Nonlinear Problems
We have arrived at a point in our studies, where we can start to understand neural networks, but there are several questions we should ask ourselves before we move on to the technicalities of neural networks. Let's start with the most obvious question.
Info
Why do we need neural network when we can solve regression tasks using linear regression and classification tasks using logistic regression?
In the example below we have a classification problem with two classes and two features. By visually inspecting the dataset, the human brain can quickly separate the data by imagining a circle between the two classes.
If you go back to the logistic regression lecture, you will remember that logistic regression produces a linear decision boundary[1] . While this might be sufficient for some problems, in our case we would misclassify approximately half of the data. Logistic regression can only produce a linear decision boundary and therefore can only solve linear problems.
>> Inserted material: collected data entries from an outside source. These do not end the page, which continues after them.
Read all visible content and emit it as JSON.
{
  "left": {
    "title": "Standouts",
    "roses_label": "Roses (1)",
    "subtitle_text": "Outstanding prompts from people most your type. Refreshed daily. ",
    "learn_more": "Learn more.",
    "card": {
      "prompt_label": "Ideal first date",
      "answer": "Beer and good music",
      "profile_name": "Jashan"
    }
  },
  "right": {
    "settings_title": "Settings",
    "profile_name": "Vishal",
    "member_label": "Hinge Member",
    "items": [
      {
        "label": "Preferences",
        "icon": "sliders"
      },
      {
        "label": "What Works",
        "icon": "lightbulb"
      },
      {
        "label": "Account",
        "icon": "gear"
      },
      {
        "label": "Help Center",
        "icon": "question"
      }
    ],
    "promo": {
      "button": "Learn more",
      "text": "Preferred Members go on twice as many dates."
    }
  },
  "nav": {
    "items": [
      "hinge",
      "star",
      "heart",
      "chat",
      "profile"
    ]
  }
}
The data below on the other hand clearly depicts a nonlinear problem.
A neural network on the other hand can theoretically generate an adequate decision boundary for nonlinear problems.
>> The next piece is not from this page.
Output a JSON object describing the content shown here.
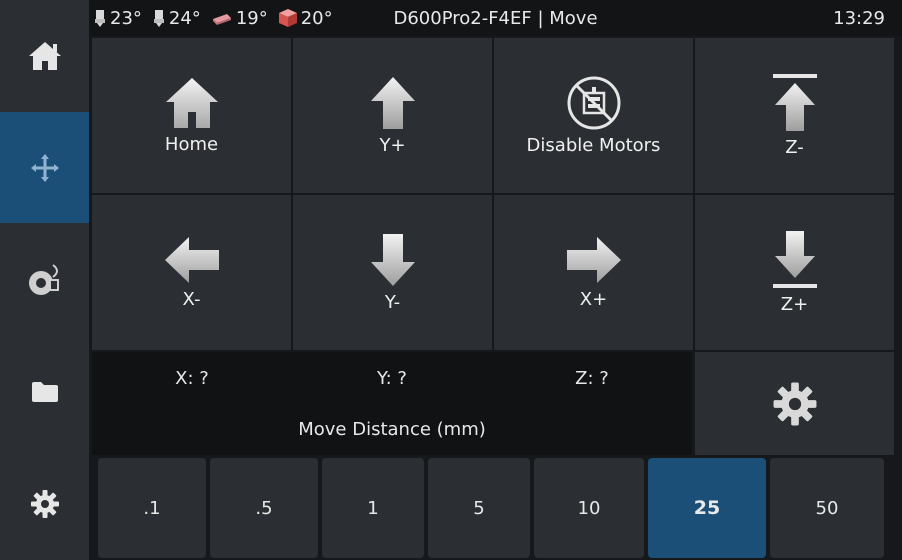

Most interesting problems in machine learning are nonlinear. Computer vision for example is highly nonlinear. Linear and logistic regression are therefore not sufficient and we have to utilize artificial neural networks.
From our discussion above the next question follows naturally.
Info
What components and properties should a neural network exhibit to solve nonlinear problems?
A neural network must utilize nonlinear activation functions in order to solve nonlinear problems. If for example we used an identity function as our activation function, no matter how many layers our neural network would have, we would only be able to solve linear problems. A sigmoid activation function \dfrac{1}{1+e^{-z}} undefined is nonlinear and is going to be used as an example in this lecture. That being said, there are many more nonlinear activation functions, which often provide much better properties than the sigmoid activation. Additional activation functions are going to be discussed in a separate lecture.
As you have probably already guessed, a nonlinear activation function by itself is not sufficient to solve nonlinear problems. Logistic regression for example produces a linear decision boundary, even though it is based on the sigmoid activation function.
Warning
To deal with nonlinear problems we need a neural network with at least 1 hidden layer.
The below architecture with two inputs, one hidden layer with four neurons and the sigmoid activation function will be utilized to learn to solve the circular problem above.
How many hidden layers you eventually use and how many neurons are going to be used in a particular layer is up to you, but many problems will require a a particualar architecture to be solved efficiently.